Wednesday, October 7, 2015

In short: Bad Karma (2002)

Mental patient Maureen Hatcher (Patsy Kensit), violently breaks out of her cosy little hospital to finally get the opportunity for a decent get-together with her psychiatrist Dr Trey Campbell (Patrick Muldoon). You see, ever since she was kidnapped and tortured by a guy who thought he was the reincarnation of a victim of Jack the Ripper, Maureen has been convinced she is the reincarnation of Jack’s girlfriend and partner Agnes. And Trey for his part is of course supposed to be the unwitting reincarnation of Jack himself.

So off Maureen goes to the island where Trey and his family (Amy Locane and Aimee O’Sullivan) are on vacation to do a bit of psycho killing and family threatening to awaken the spirit of her beloved.

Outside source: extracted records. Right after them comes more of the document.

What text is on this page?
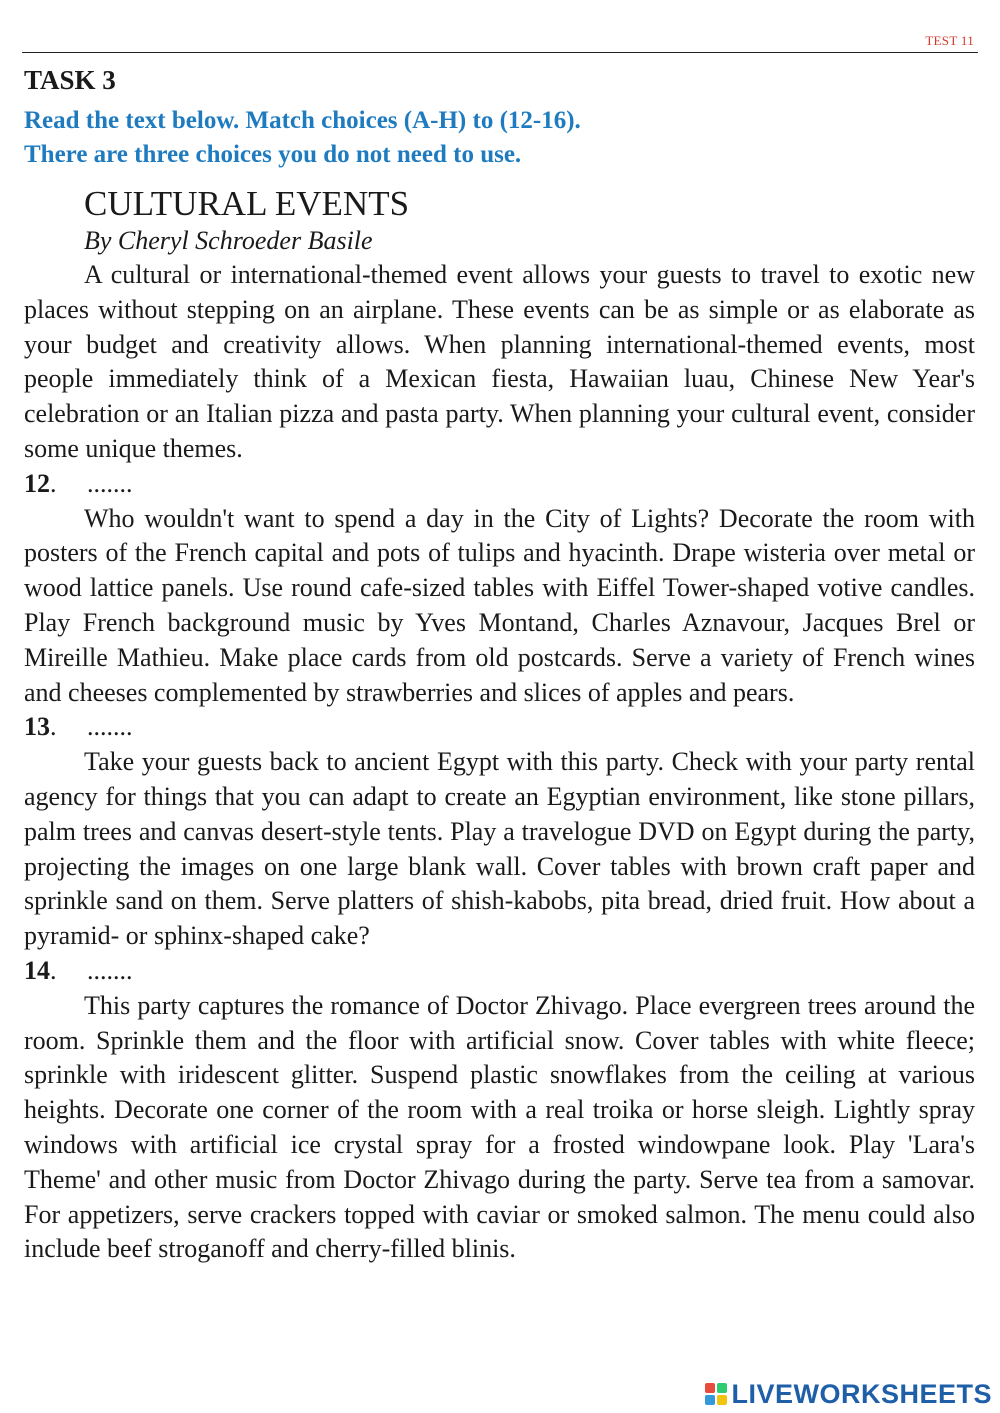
TEST 11
TASK 3
Read the text below. Match choices (A-H) to (12-16).
There are three choices you do not need to use.
CULTURAL EVENTS
By Cheryl Schroeder Basile

A cultural or international-themed event allows your guests to travel to exotic new places without stepping on an airplane. These events can be as simple or as elaborate as your budget and creativity allows. When planning international-themed events, most people immediately think of a Mexican fiesta, Hawaiian luau, Chinese New Year's celebration or an Italian pizza and pasta party. When planning your cultural event, consider some unique themes.

12. .......

Who wouldn't want to spend a day in the City of Lights? Decorate the room with posters of the French capital and pots of tulips and hyacinth. Drape wisteria over metal or wood lattice panels. Use round cafe-sized tables with Eiffel Tower-shaped votive candles. Play French background music by Yves Montand, Charles Aznavour, Jacques Brel or Mireille Mathieu. Make place cards from old postcards. Serve a variety of French wines and cheeses complemented by strawberries and slices of apples and pears.

13. .......

Take your guests back to ancient Egypt with this party. Check with your party rental agency for things that you can adapt to create an Egyptian environment, like stone pillars, palm trees and canvas desert-style tents. Play a travelogue DVD on Egypt during the party, projecting the images on one large blank wall. Cover tables with brown craft paper and sprinkle sand on them. Serve platters of shish-kabobs, pita bread, dried fruit. How about a pyramid- or sphinx-shaped cake?

14. .......

This party captures the romance of Doctor Zhivago. Place evergreen trees around the room. Sprinkle them and the floor with artificial snow. Cover tables with white fleece; sprinkle with iridescent glitter. Suspend plastic snowflakes from the ceiling at various heights. Decorate one corner of the room with a real troika or horse sleigh. Lightly spray windows with artificial ice crystal spray for a frosted windowpane look. Play 'Lara's Theme' and other music from Doctor Zhivago during the party. Serve tea from a samovar. For appetizers, serve crackers topped with caviar or smoked salmon. The menu could also include beef stroganoff and cherry-filled blinis.

LIVEWORKSHEETS
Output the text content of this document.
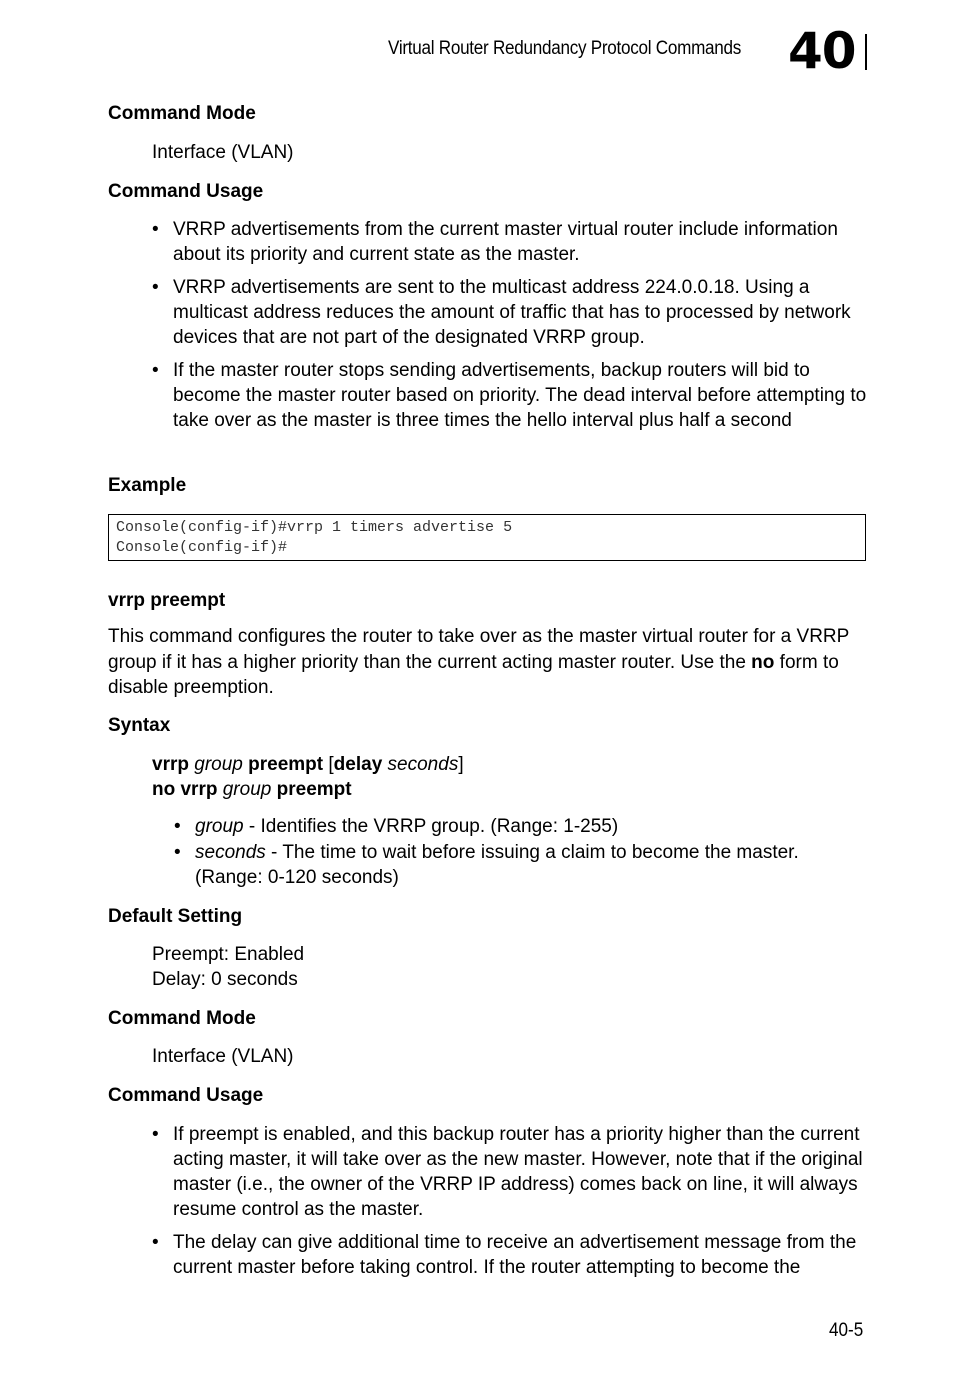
Virtual Router Redundancy Protocol Commands 40
Command Mode
Interface (VLAN)
Command Usage
• VRRP advertisements from the current master virtual router include information about its priority and current state as the master.
• VRRP advertisements are sent to the multicast address 224.0.0.18. Using a multicast address reduces the amount of traffic that has to processed by network devices that are not part of the designated VRRP group.
• If the master router stops sending advertisements, backup routers will bid to become the master router based on priority. The dead interval before attempting to take over as the master is three times the hello interval plus half a second
Example
Console(config-if)#vrrp 1 timers advertise 5
Console(config-if)#
vrrp preempt
This command configures the router to take over as the master virtual router for a VRRP group if it has a higher priority than the current acting master router. Use the no form to disable preemption.
Syntax
vrrp group preempt [delay seconds]
no vrrp group preempt
• group - Identifies the VRRP group. (Range: 1-255)
• seconds - The time to wait before issuing a claim to become the master. (Range: 0-120 seconds)
Default Setting
Preempt: Enabled
Delay: 0 seconds
Command Mode
Interface (VLAN)
Command Usage
• If preempt is enabled, and this backup router has a priority higher than the current acting master, it will take over as the new master. However, note that if the original master (i.e., the owner of the VRRP IP address) comes back on line, it will always resume control as the master.
• The delay can give additional time to receive an advertisement message from the current master before taking control. If the router attempting to become the
40-5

Now if you think all this does sound rather stupid, you really haven’t seen veteran director John Hough’s embarrassing presentation. It’s Hough’s final movie, and one can’t help but think it would have been less cosmically horrifying if the poor guy could have ended on a slightly less crappy note, like an episode of a soap opera or something. As the film stands, Hough – a man whose films I disliked more often than not but who clearly had all the basic competences of a filmmaker – directs the thing like a particularly bad TV movie, with no suggestion of a sense of atmosphere, going through the usual motions of the serial killer thriller without conviction or interest, adding some mild and boring sleaze to it while this long-suffering viewer can barely keep his eyes open. Not that there is much to see, mind you.

Hough’s non-efforts are further dragged into nothingness by a particularly stupid script with dialogue which finds that difficult to reach place where the insipid meets puffed up self-importance.

The only good thing about this is Patsy Kensit’s performance (how often do you expect to read that sentence anywhere?). Kensit is cheesing it up quite enthusiastically, making absurd crazy-faces, and putting extra emphasis on the most stupid parts of the dialogue, excellently wallowing in all that is wrong with the movie. Too bad the rest of the cast is so wooden and drab, because if they had been playing up the absurdity of the affair this much, too, Bad Karma might still have become an entertaining bit of nonsense, instead of the boring bit of nonsense it turned out to be.